Die ersten zwei Tage verbrachte ich bei meiner Mentorin in Riga und bekam dadurch die Chance, diese abwechslungsreiche Stadt zu besichtigen. Das heißt in meinem Fall ohne Plan und auf gut Glück durch die Stadt zu laufen und im Nachhinein herauszufinden, was das eigentlich für ein Gebäude war, von dem man ein Foto gemacht hat. Aber Spaß beiseite: Riga ist eine wirklich tolle Stadt und ich rate allen dringendst, Riga zu besuchen, um in der Bäckerei Bezē den besten Schokoladenkuchen, den ich je gegessen habe, zu probieren – ich kann seither nicht mehr aufhören, an diesen zu denken! Freitagabend wurde ich im strömenden Regen vom Sportlehrer der Schule, in der ich arbeiten würde, abgeholt und wir sind in seinem Auto immer auf derselben und einzigen Straße in Richtung Südosten gefahren. Nach einer dreistündigen Autofahrt, die sich durch unsere Unterhaltung über alle Sportarten der Welt wie eine anfühlte, deutete der Sportlehrer nach vorne in die schwarze Finsternis und sagte: "Welcome to the Preili!"

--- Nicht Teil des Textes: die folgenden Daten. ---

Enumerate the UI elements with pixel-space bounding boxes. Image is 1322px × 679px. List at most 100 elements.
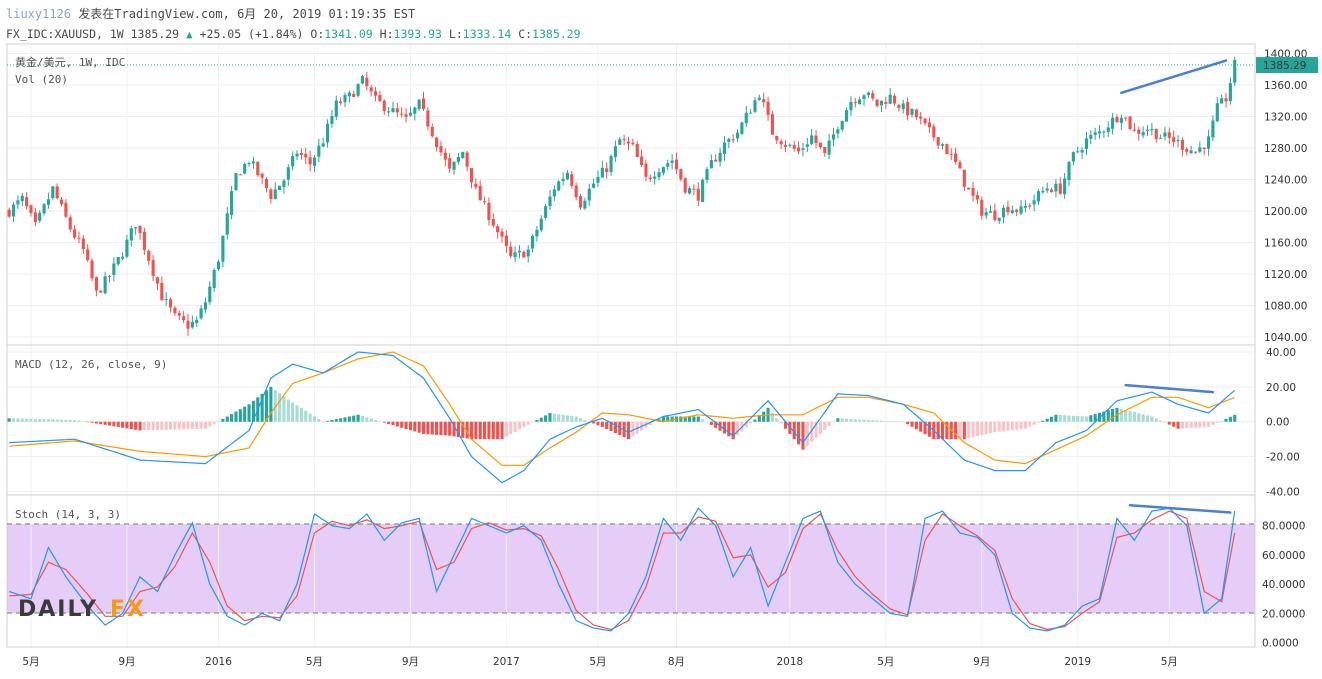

Tja, es stellt sich heraus, dass hier mehr als zwei Maxima (eine lettische Supermarktkette), eine Minimall, eine große Bushaltestelle, zwei Kirchen, ein Friedhof, zwei Schulen und sehr vielen streunenden Katzen nicht zu sehen ist. Der ganze Stolz der Bewohner des kleinen Städtchens ist der Park, der der zweitgrößte in ganz Lettland ist, und in dem sich ein kleines Schloss befindet. Falls ihr euch wie ich fragt, ob es hier eine Bar, einen Club oder generell etwas für junge Menschen gibt, bekommt ihr von jungen Letten mit einem Kopfschütteln meist grinsend zu hören: "Welcome to the Preili!"
Allerdings merkte ich während meines online on-arrival Seminars, dass "Welcome to the Preili“ auf alle Einsatzstellen außerhalb von Riga zutraf, da die meisten Freiwilligen Ähnliches berichteten. Außerdem stellte sich heraus, dass es in Lettland einen erneuten Lockdown bis Mitte November geben würde und somit alle Geschäfte und Restaurants schließen müssten. Nachdem ich dachte, dass es mit dem bevorstehenden Lockdown nicht mehr schlimmer kommen könnte, wurde ich vom Gegenteil überzeugt: Donnerstagabend, nach meinem ersten (und bisher einzigen) Arbeitstag im Kindergarten, bekamen meine Mitbewohnerin und ich die Nachricht, dass alle Personen, die diese Woche den Kindergarten besucht hatten, sich ab sofort für eine Woche in Quarantäne begeben müssten. Ich bin also mittlerweile seit mehr als zwei Wochen in Lettland und habe davon die Hälfte der Zeit in Quarantäne verbracht, nachdem ich einen Tag in meinem Projekt arbeiten konnte. Da sage ich nur eins: "Welcome to Latvia!"